Rede Gabrielen Heinen-Kljajic: Kultur als Standortfaktor weiterentwickeln, Kreativpotenzial, Teilhabe und Kulturwirtschaft stärken

Anrede,

geschlagene neun Monate lang haben wir uns im Ausschuss mit dem Thema Kulturwirtschaft beschäftigt und herausgekommen ist ein kläglicher Lobgesang auf vermeintliche Aktivitäten dieser Landesregierung, ohne dass der Antrag der Mehrheitsfraktionen an irgend einer Stelle einen Handelungsbedarf für die Landesregierung erkennen ließe. Meine Damen und Herren von CDU und FDP, da hätten Sie auch gleich beantragen können, es soll alles so bleiben wie es ist.

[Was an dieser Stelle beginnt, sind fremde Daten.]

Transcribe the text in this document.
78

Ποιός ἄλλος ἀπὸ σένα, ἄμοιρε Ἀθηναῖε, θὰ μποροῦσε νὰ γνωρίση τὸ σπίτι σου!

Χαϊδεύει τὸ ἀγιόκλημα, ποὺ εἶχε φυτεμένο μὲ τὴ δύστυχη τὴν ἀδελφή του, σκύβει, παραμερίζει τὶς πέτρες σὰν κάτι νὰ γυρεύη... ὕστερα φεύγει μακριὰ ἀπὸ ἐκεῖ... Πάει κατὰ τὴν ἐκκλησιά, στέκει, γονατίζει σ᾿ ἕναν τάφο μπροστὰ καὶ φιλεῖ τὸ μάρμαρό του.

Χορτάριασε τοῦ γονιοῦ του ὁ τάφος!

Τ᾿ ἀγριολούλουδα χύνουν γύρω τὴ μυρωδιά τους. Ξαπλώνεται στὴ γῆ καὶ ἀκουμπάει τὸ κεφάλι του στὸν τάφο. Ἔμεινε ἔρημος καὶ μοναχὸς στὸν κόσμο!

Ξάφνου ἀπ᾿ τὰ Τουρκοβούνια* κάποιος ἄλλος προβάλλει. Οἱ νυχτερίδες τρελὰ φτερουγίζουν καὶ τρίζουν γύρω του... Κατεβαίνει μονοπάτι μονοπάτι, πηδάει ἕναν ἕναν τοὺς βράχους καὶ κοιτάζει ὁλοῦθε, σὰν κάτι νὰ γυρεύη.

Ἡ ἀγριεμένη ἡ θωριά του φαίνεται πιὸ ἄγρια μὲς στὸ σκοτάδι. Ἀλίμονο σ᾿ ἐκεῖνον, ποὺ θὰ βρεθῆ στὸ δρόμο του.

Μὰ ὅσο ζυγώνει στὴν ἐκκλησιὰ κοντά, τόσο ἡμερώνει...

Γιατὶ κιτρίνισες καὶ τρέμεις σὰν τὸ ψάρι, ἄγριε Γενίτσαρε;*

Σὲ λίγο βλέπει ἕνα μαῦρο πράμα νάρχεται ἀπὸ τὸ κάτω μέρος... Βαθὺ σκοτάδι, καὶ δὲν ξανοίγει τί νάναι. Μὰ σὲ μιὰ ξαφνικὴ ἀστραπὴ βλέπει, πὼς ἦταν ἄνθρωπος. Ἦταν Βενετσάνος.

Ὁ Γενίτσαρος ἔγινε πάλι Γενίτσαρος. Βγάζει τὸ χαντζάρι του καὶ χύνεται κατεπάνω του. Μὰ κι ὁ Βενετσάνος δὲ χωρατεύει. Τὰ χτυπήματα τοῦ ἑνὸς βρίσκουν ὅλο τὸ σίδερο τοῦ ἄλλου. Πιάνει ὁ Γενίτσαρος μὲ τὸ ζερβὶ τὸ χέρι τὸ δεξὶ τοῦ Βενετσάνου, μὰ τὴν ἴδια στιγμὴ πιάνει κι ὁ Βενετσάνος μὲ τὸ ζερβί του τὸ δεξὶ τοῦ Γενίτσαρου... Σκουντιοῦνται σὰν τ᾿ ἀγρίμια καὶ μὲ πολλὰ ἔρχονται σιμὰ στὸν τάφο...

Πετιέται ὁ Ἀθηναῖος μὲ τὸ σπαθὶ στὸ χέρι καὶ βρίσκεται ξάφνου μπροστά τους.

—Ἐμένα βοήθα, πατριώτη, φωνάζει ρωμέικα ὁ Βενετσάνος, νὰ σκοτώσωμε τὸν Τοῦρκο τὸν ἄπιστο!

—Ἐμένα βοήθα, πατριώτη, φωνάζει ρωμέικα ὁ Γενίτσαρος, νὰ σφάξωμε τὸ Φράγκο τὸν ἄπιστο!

Dabei birgt der Bereich Kulturwirtschaft enorme Potentiale. Und Ländervergleiche zeigen, dass wir in Niedersachsen noch jede Menge ungenutzter Potentiale haben.

Wir haben mit unserem Antrag bewusst die vielfältigen Zusammenhänge und Abhängigkeiten der unterschiedlichen Ausprägungen der Kulturförderung berücksichtigt. Unser Antrag trägt der Binsenweisheit Rechnung, dass Kulturwirtschaft umso bessere Entwicklungschancen hat, je lebendiger und  je breiter verankert die kulturelle Szene einer Stadt oder einer Region ist.

Deshalb fordern wir zum einen, dass die Neuauflage eines Kulturwirtschaftsberichts für Niedersachsen die regionalen Unterschiede unseres Landes berücksichtigen muss. Kulturwirtschaft in Hannover oder Braunschweig braucht andere Impulse als in ländlichen Regionen.

Zum anderen schlagen wir mit unserem Antrag vor, Modellprojekte zu finanzieren, die zum Ziel haben, möglichst vielen Menschen einen Zugang zu Kultur anzubieten. Dies ist nicht nur unter dem Aspekt der Teilhabe- und Chancengerechtigkeit von Bedeutung, wenn man sich vor Augen führt, dass nur 30% aller Bürgerinnen und Bürger gelegentlich und nur 10% regelmäßig öffentlich geförderte Kulturangebote wahrnehmen. Die möglichst breite Teilhabe an Kultur ist auch kulturwirtschaftlich relevant. Auch die Enquete-Kommission "Kultur in Deutschland" des deutschen Bundestags hält zum Thema Kulturwirtschaft ausdrücklich fest, dass die Zunahme des Interesses für Kultur tendenziell die Nachfrage nach Gütern und Leistungen der Kulturwirtschaft hebt.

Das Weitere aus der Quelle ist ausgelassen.